起業して、自己の利益だけではなく、何か少しでも世の中にプラスのインパクトを与えたいと思う人はきっと多いはず。

とくに昨今、スタートアップは社会問題を解決してなんぼ、という雰囲気も感じます。

では、社会問題の解決を目指すスタートアップは、どのような法人形態を取るべきか?社会問題の解決を目指すのだから非営利企業にしないといけないのか?

本記事では営利企業と非営利企業の概念について説明します。

「営利」とはなにか

営利企業と聞くと、何やら金儲けを企んでいそうな雰囲気がしますね。
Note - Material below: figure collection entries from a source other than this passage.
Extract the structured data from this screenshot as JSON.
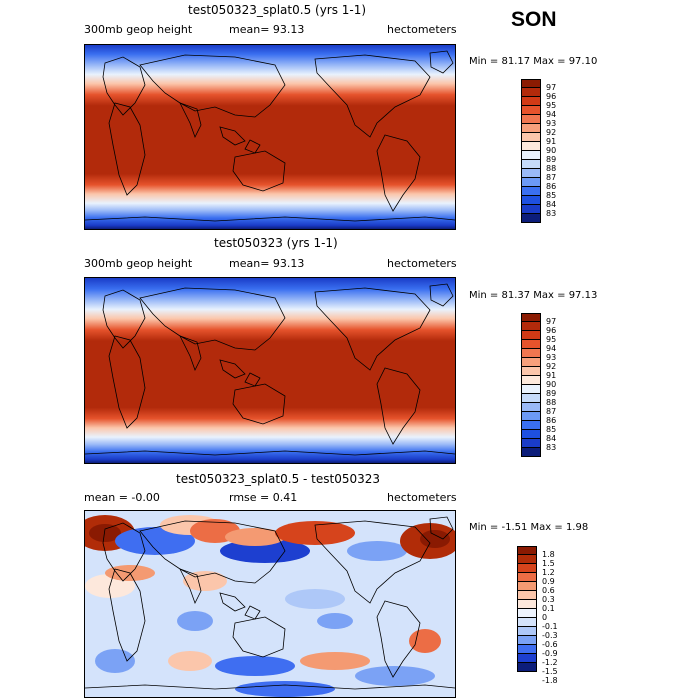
{
  "season": "SON",
  "colors": {
    "abs_ramp": [
      "#0c1d7a",
      "#1a3cc8",
      "#1e50e0",
      "#3a6ff0",
      "#6c99f5",
      "#9ab9f7",
      "#c6dbfa",
      "#e9f2fd",
      "#fde9dc",
      "#fbc6ab",
      "#f7a07c",
      "#f07650",
      "#e6532c",
      "#d13a16",
      "#b22a0b",
      "#8b1b02"
    ],
    "diff_ramp": [
      "#0c1d7a",
      "#1d3fd0",
      "#3f6ef1",
      "#7ba2f5",
      "#aec8f8",
      "#d4e3fb",
      "#eef4fe",
      "#fde8dc",
      "#fbc6ab",
      "#f49a72",
      "#ec6d45",
      "#d6441c",
      "#b12c08",
      "#8a1a02"
    ]
  },
  "panels": [
    {
      "title": "test050323_splat0.5 (yrs 1-1)",
      "left_text": "300mb geop height",
      "center_text": "mean=  93.13",
      "right_text": "hectometers",
      "minmax": "Min =  81.17 Max =  97.10",
      "colorbar_labels": [
        "97",
        "96",
        "95",
        "94",
        "93",
        "92",
        "91",
        "90",
        "89",
        "88",
        "87",
        "86",
        "85",
        "84",
        "83"
      ]
    },
    {
      "title": "test050323 (yrs 1-1)",
      "left_text": "300mb geop height",
      "center_text": "mean=  93.13",
      "right_text": "hectometers",
      "minmax": "Min =  81.37 Max =  97.13",
      "colorbar_labels": [
        "97",
        "96",
        "95",
        "94",
        "93",
        "92",
        "91",
        "90",
        "89",
        "88",
        "87",
        "86",
        "85",
        "84",
        "83"
      ]
    },
    {
      "title": "test050323_splat0.5 - test050323",
      "left_text": "mean =  -0.00",
      "center_text": "rmse =   0.41",
      "right_text": "hectometers",
      "minmax": "Min =  -1.51 Max =   1.98",
      "colorbar_labels": [
        "1.8",
        "1.5",
        "1.2",
        "0.9",
        "0.6",
        "0.3",
        "0.1",
        "0",
        "-0.1",
        "-0.3",
        "-0.6",
        "-0.9",
        "-1.2",
        "-1.5",
        "-1.8"
      ]
    }
  ]
}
他方で非営利企業と聞くとボランティア、NPOなどを思い浮かべるかもしれません。

法的には、「営利」と「非営利」の分水嶺は、儲けた利益を分配することを目的としているか否かです。

たとえば、環境負荷の低いエシカルなアクセサリーを販売する事業を営んだとして、

その手残り(利益)を株主間で分配する(注1)のであれば、その会社は営利企業であり、分配しないのであれば非営利企業です。

営利企業の代表が、株式会社制度であり

非営利企業の代表が、NPO法人制度です。

ですので、上記のようなエシカルな事業を営んだとしても

それを実施している主体が株式会社なのであれば、法的には営利事業ですし、

NPO法人なのであれば、非営利事業と言うことになります。

では、営利企業、非営利企業、どちらの形態をとるべきか?

上記の説明からわかるとおり、ずばり、お金の出し手(創業者、投資家)が「キャピタル・ゲイン(注2)の取得を目的とするか否か」です。
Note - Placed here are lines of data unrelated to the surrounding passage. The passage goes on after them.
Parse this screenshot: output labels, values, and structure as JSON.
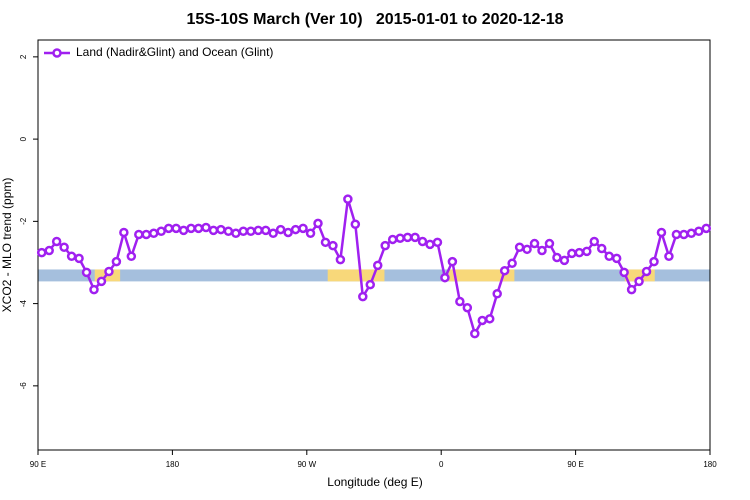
{
  "chart_data": {
    "type": "line",
    "title": "15S-10S March (Ver 10)   2015-01-01 to 2020-12-18",
    "x_label": "Longitude (deg E)",
    "y_label": "XCO2 - MLO trend (ppm)",
    "xlim": [
      90,
      540
    ],
    "ylim": [
      -7.56,
      2.41
    ],
    "xticks": [
      {
        "value": 90,
        "label": "90 E"
      },
      180,
      {
        "value": 270,
        "label": "90 W"
      },
      {
        "value": 360,
        "label": "0"
      },
      {
        "value": 450,
        "label": "90 E"
      },
      {
        "value": 540,
        "label": "180"
      }
    ],
    "yticks": [
      2,
      0,
      -2,
      -4,
      -6
    ],
    "legend": "top-left",
    "x": [
      92.5,
      97.5,
      102.5,
      107.5,
      112.5,
      117.5,
      122.5,
      127.5,
      132.5,
      137.5,
      142.5,
      147.5,
      152.5,
      157.5,
      162.5,
      167.5,
      172.5,
      177.5,
      182.5,
      187.5,
      192.5,
      197.5,
      202.5,
      207.5,
      212.5,
      217.5,
      222.5,
      227.5,
      232.5,
      237.5,
      242.5,
      247.5,
      252.5,
      257.5,
      262.5,
      267.5,
      272.5,
      277.5,
      282.5,
      287.5,
      292.5,
      297.5,
      302.5,
      307.5,
      312.5,
      317.5,
      322.5,
      327.5,
      332.5,
      337.5,
      342.5,
      347.5,
      352.5,
      357.5,
      362.5,
      367.5,
      372.5,
      377.5,
      382.5,
      387.5,
      392.5,
      397.5,
      402.5,
      407.5,
      412.5,
      417.5,
      422.5,
      427.5,
      432.5,
      437.5,
      442.5,
      447.5,
      452.5,
      457.5,
      462.5,
      467.5,
      472.5,
      477.5,
      482.5,
      487.5,
      492.5,
      497.5,
      502.5,
      507.5,
      512.5,
      517.5,
      522.5,
      527.5,
      532.5,
      537.5
    ],
    "series": [
      {
        "name": "Land (Nadir&Glint) and Ocean (Glint)",
        "color": "#a020f0",
        "values": [
          -2.76,
          -2.71,
          -2.49,
          -2.63,
          -2.85,
          -2.9,
          -3.24,
          -3.66,
          -3.46,
          -3.22,
          -2.98,
          -2.27,
          -2.85,
          -2.32,
          -2.32,
          -2.29,
          -2.24,
          -2.17,
          -2.17,
          -2.22,
          -2.17,
          -2.17,
          -2.15,
          -2.22,
          -2.2,
          -2.24,
          -2.29,
          -2.24,
          -2.24,
          -2.22,
          -2.22,
          -2.29,
          -2.2,
          -2.27,
          -2.2,
          -2.17,
          -2.29,
          -2.05,
          -2.51,
          -2.59,
          -2.93,
          -1.46,
          -2.07,
          -3.83,
          -3.54,
          -3.07,
          -2.59,
          -2.44,
          -2.41,
          -2.39,
          -2.39,
          -2.49,
          -2.56,
          -2.51,
          -3.37,
          -2.98,
          -3.95,
          -4.1,
          -4.73,
          -4.41,
          -4.37,
          -3.76,
          -3.2,
          -3.02,
          -2.63,
          -2.68,
          -2.54,
          -2.71,
          -2.54,
          -2.88,
          -2.95,
          -2.78,
          -2.76,
          -2.73,
          -2.49,
          -2.66,
          -2.85,
          -2.9,
          -3.24,
          -3.66,
          -3.46,
          -3.22,
          -2.98,
          -2.27,
          -2.85,
          -2.32,
          -2.32,
          -2.29,
          -2.24,
          -2.17
        ]
      }
    ],
    "band": {
      "ylim": [
        -3.17,
        -3.46
      ],
      "ocean_color": "#a5bfdd",
      "land_color": "#f8d87a",
      "land_spans": [
        [
          128,
          145
        ],
        [
          284,
          322
        ],
        [
          365,
          409
        ],
        [
          483,
          503
        ]
      ]
    }
  }
}
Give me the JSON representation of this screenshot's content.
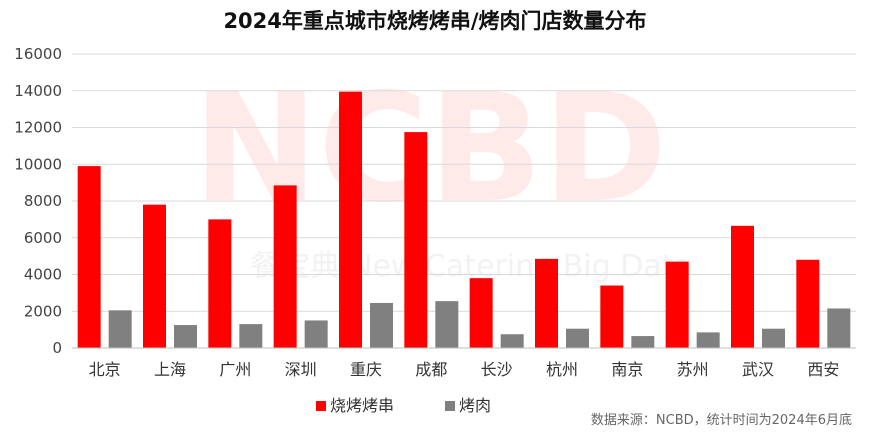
{
  "watermark": {
    "brand": "NCBD",
    "cn": "餐宝典",
    "en": "New Catering Big Data"
  },
  "source_note": "数据来源：NCBD，统计时间为2024年6月底",
  "colors": {
    "series1": "#ff0000",
    "series2": "#808080",
    "grid": "#d9d9d9",
    "axis": "#bfbfbf"
  },
  "chart_data": {
    "type": "bar",
    "title": "2024年重点城市烧烤烤串/烤肉门店数量分布",
    "categories": [
      "北京",
      "上海",
      "广州",
      "深圳",
      "重庆",
      "成都",
      "长沙",
      "杭州",
      "南京",
      "苏州",
      "武汉",
      "西安"
    ],
    "series": [
      {
        "name": "烧烤烤串",
        "values": [
          9900,
          7800,
          7000,
          8850,
          13950,
          11750,
          3800,
          4850,
          3400,
          4700,
          6650,
          4800
        ]
      },
      {
        "name": "烤肉",
        "values": [
          2050,
          1250,
          1300,
          1500,
          2450,
          2550,
          750,
          1050,
          650,
          850,
          1050,
          2150
        ]
      }
    ],
    "yticks": [
      0,
      2000,
      4000,
      6000,
      8000,
      10000,
      12000,
      14000,
      16000
    ],
    "ylim": [
      0,
      16000
    ],
    "grid": true,
    "legend_position": "bottom"
  }
}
外部からの資金調達を検討しているのであれば、たとえ社会的な事業を手掛ける場合であっても、営利企業形態をとっておいた方が良いでしょう。なぜならば、たとえばベンチャー・キャピタル(VC)から出資を受けようとしても、非営利企業の場合は、配当が許されないため、そもそもVCが出資できないからです(お金を出す理由がない)。

他方で、事業の公共性、社会性が極めて高く、資金調達の必要も特段なく、さらには起業家自身がキャピタル・ゲイン獲得にもあまり興味がない、ということであれば、非営利法人形態を選択することも十分視野に入ります。

ほかにも合同会社ならどうか、組合ならどうか、など、法人形態とキャピタルゲインの取得方法については様々なやり方、議論がありますが、この記事ではまずは基本を抑えていただく、ということで、また別の機会に。

今日も1万回の失敗と挑戦を繰り返す起業家・スタートアップのみなさんを応援しています。

注1)利益の分配をすることを、法的には「配当」と呼びます。

注2)資産を売却した際の差益のこと。株の場合は、10,000円で買った株を15,000円で売却できれば、5,000円のキャピタル・ゲインを得た、と言うことになります。